By Yvonne Chepkwony | November 9th 2021
Some of the communities' elders that met in Kutuwuit, Tiaty, and performed rituals on Sunday. [Yvonne Chepkwony, Standard]

Elders from four communities in the North Rift have come together to find a lasting solution to insecurity in the region.

The elders, on Sunday, performed rituals at Katuwit area in Tiaty as a way of creating peace and ending inter-community attacks locally.

During the ceremony, elders from the Talai, Tugen, Marakwet, Pokot, and Ilchamus said the bad blood between the communities that has existed for decades must come to an end.

Joel Rono, the chairperson of Talai Kapturgat Council of Elders, said insecurity had been the main challenge in the border of Baringo and Elgeyo Marakwet, which prompted the elders to come together and help restore unity.

The rituals were performed to curse anyone planning to engage in banditry.

Colonel (Rtd) Moses Kwonyike said they started performing the rituals on Saturday evening by slaughtering a dotted female goat and a black ram.

“In the morning we slaughtered a black spotless castrated bull. On such occasions, after slaughtering, we have experts who examine, read the intestines and interpret to tell us what will happen. In this case they told us that the meeting would be peaceful,” Kwonyike said.

The elders then proceeded to a two-roomed mud walled hut with a horn containing milk fats from a brown cow. They used the horn to sprinkle blood.

According to Kwonyike, the room contained belts, arrows, spears and bows.

While performing the rituals, the members of the community exchanged weapons.

“Weapons were exchanged among communities who have been having problems.
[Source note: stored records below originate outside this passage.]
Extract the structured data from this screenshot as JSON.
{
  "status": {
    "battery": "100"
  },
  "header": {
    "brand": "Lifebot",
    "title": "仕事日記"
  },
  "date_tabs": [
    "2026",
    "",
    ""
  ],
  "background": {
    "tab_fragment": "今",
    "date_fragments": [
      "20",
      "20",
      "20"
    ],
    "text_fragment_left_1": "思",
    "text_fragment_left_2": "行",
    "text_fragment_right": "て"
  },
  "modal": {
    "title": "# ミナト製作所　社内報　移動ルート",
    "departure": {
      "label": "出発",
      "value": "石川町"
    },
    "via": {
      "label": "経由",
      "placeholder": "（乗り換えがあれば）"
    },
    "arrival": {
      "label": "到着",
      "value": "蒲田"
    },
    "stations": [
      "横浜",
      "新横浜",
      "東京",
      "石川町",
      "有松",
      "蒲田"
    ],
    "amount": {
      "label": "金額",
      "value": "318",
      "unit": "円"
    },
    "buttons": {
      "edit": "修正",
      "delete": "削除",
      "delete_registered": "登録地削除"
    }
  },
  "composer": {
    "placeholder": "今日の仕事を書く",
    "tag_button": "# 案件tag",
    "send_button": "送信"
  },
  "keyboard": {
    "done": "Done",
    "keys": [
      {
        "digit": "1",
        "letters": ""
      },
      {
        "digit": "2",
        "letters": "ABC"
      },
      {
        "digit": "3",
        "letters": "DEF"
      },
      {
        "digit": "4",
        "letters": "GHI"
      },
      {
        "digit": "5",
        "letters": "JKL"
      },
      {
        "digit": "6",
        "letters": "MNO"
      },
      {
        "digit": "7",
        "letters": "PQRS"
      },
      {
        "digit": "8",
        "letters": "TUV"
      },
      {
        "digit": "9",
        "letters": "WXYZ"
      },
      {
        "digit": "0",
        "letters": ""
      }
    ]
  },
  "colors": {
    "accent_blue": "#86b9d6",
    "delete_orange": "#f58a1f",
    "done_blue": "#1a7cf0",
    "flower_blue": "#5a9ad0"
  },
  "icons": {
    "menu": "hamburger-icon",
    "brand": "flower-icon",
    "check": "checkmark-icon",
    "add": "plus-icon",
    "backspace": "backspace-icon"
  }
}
As a sign of peace, they have to retain the arms permanently, as they received them, till the end of the world,” Kwonyike said.  

Then there was jumping over milk, and Rono would sprinkle the feet of the participants who were widows and widowers whose spouses were killed due to the cattle rustling from the four communities.

Two children - a boy and a girl aged between five and eight, and perceived as the innocent and upcoming generation, were also engaged.

The children were perceived to be the innocent part of the society and the future of the communities, therefore it was important for them to witness the ceremony.

Peter Chemaswet, a pastor, said that after the recent attack in Marakwet that cost the lives of a family, including children, the committee saw the need to have rituals performed to stop such killings and attacks.

The deputy director of peace-building and reconciliation at the National Cohesion and Integration Commission Liban Guyo said the commission recognised that there were multiple approaches in building peace.

“We tried dialogue, which has worked between Turkana and Pokots. Now this is a new approach we have witnessed today. It is peace building that is rooted in culture, and the tradition of the people. It is likely to bring enduring peace and social cohesion, which is a prerequisite for development,” said Mr Guyo.